When applying for a bank account, it is essential to know what the difference is between a credit and debit card.
This guide should summarise efficiently why you should opt for either a debit or credit card - but if you are still unsure then it is recommended to settle for a debit card. This is because credit cards can become very expensive and can easily put you in a lot of high-interest debt if you're not careful.
Debit cards are issued by your bank and are directly linked to your bank account. Whenever you make a transaction using a debit card, e.g., in a shop or online, the funds will be immediately debited from the account which the card is linked to. In addition to in-store and online payments, debit cards can also act as an ATM card, allowing you to withdraw money from any cash machine.
There are several types of debit card, but they all perform the same functions as above. It should be noted however that some are more widely accepted than others. If you're using a debit card in a shop or online, you need to make sure that the type you have is accepted. Most student accounts come with a Maestro (formerly Switch) or Visa debit card, which are the most widely accepted.
Credit cards can be issued by your bank, but are also available from other companies who only provide credit cards. You can apply for a credit card with any provider (subject to their eligibility criteria), which may or may not be your main bank.
Credit cards let you buy goods and services straight away and pay later, so using one is essentially like taking out a short term loan. This can seem like a convenient way of paying for goods and services, but be aware that if you don't repay the full balance to credit card provider within a certain time you will be charged interest on the outstanding amount borrowed, often at a fairly high interest rate. This interest-free period varies, but is generally up to 56 days. You have to be very careful to keep track of your spending when using a credit card as you can run up significant debts without noticing. For longer-term borrowing, taking out a bank loan might be cheaper as this could have a lower rate of interest.

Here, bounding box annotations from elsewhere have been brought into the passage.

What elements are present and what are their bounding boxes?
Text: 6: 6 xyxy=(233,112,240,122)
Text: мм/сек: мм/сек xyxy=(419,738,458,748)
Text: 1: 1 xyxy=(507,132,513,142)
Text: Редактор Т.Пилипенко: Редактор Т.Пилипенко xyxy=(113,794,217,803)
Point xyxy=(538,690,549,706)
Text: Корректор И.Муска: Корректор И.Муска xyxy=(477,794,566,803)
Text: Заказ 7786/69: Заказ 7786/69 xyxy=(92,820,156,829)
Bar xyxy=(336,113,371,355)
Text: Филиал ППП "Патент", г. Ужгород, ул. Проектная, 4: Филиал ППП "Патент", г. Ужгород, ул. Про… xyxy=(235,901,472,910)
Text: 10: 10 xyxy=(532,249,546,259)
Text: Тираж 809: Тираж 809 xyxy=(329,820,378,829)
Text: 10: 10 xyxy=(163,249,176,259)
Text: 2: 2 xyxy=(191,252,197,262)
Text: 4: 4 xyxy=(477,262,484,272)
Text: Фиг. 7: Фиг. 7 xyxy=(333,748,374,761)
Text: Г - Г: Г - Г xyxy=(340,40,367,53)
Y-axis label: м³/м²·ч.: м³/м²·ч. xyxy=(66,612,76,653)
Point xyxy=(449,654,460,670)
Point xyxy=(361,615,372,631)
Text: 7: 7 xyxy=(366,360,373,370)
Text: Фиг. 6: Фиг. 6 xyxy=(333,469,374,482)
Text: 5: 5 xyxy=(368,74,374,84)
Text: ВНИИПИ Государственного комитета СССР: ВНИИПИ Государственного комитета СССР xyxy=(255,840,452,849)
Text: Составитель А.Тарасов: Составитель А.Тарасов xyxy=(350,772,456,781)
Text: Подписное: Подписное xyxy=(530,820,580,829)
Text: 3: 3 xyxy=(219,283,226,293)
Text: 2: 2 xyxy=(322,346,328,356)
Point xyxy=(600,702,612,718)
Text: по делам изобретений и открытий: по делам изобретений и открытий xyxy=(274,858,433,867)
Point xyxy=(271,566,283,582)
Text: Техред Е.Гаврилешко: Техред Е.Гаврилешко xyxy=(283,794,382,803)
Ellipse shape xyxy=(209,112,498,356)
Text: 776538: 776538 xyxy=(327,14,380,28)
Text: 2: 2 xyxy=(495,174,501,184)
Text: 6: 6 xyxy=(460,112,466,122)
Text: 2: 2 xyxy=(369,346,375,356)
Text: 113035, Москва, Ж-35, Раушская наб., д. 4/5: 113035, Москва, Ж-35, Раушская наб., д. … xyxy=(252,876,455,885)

If you're buying anything over £100, paying for this using a credit card can give an extra form of protection in case of anything going wrong with the purchase. This stems from section 75 of the Consumer Credit Act 1974, which states that if you pay for goods worth over £100 on a credit card (even if only partially paid by credit card) then the credit card provider is equally liable with the retailer. If the merchant goes out of business and you don't get your goods or you have a problem covered by your statutory rights, you can go straight to the card issuer and get a full refund!
You can withdraw money from cash machines on a credit card. However, this should be avoided in most cases as it is often very expensive - interest starts to accrue immediately once the withdrawal is made and there is also usually a fee just for for making the withdrawal.
When dealing with credit card companies, APR refers to Annual Percentage Rate. It is a measure of the actual interest you would pay over a whole year as opposed to the monthly percentage rate and is intended to give a more accurate idea of how much you're being charged when you borrow money. Generally, the lower the APR, the less money you will have to pay back in interest. It is important to make sure you compare the APR of different credit cards when deciding which one to take out. Some card issuers may offer a low rate of interest for an initial period but this will increase at the end of that period.
Remember: if you pay back the minimum you're not only not paying back the initial bulk of debt, but you're also gaining "interest" (in a BAD way) from the bank. If you use your credit card, make sure you pay it off in full every month if at all possible.
It may be useful to get a credit card for emergencies only. Make sure you know the PIN or it'll be of no use in such an emergency!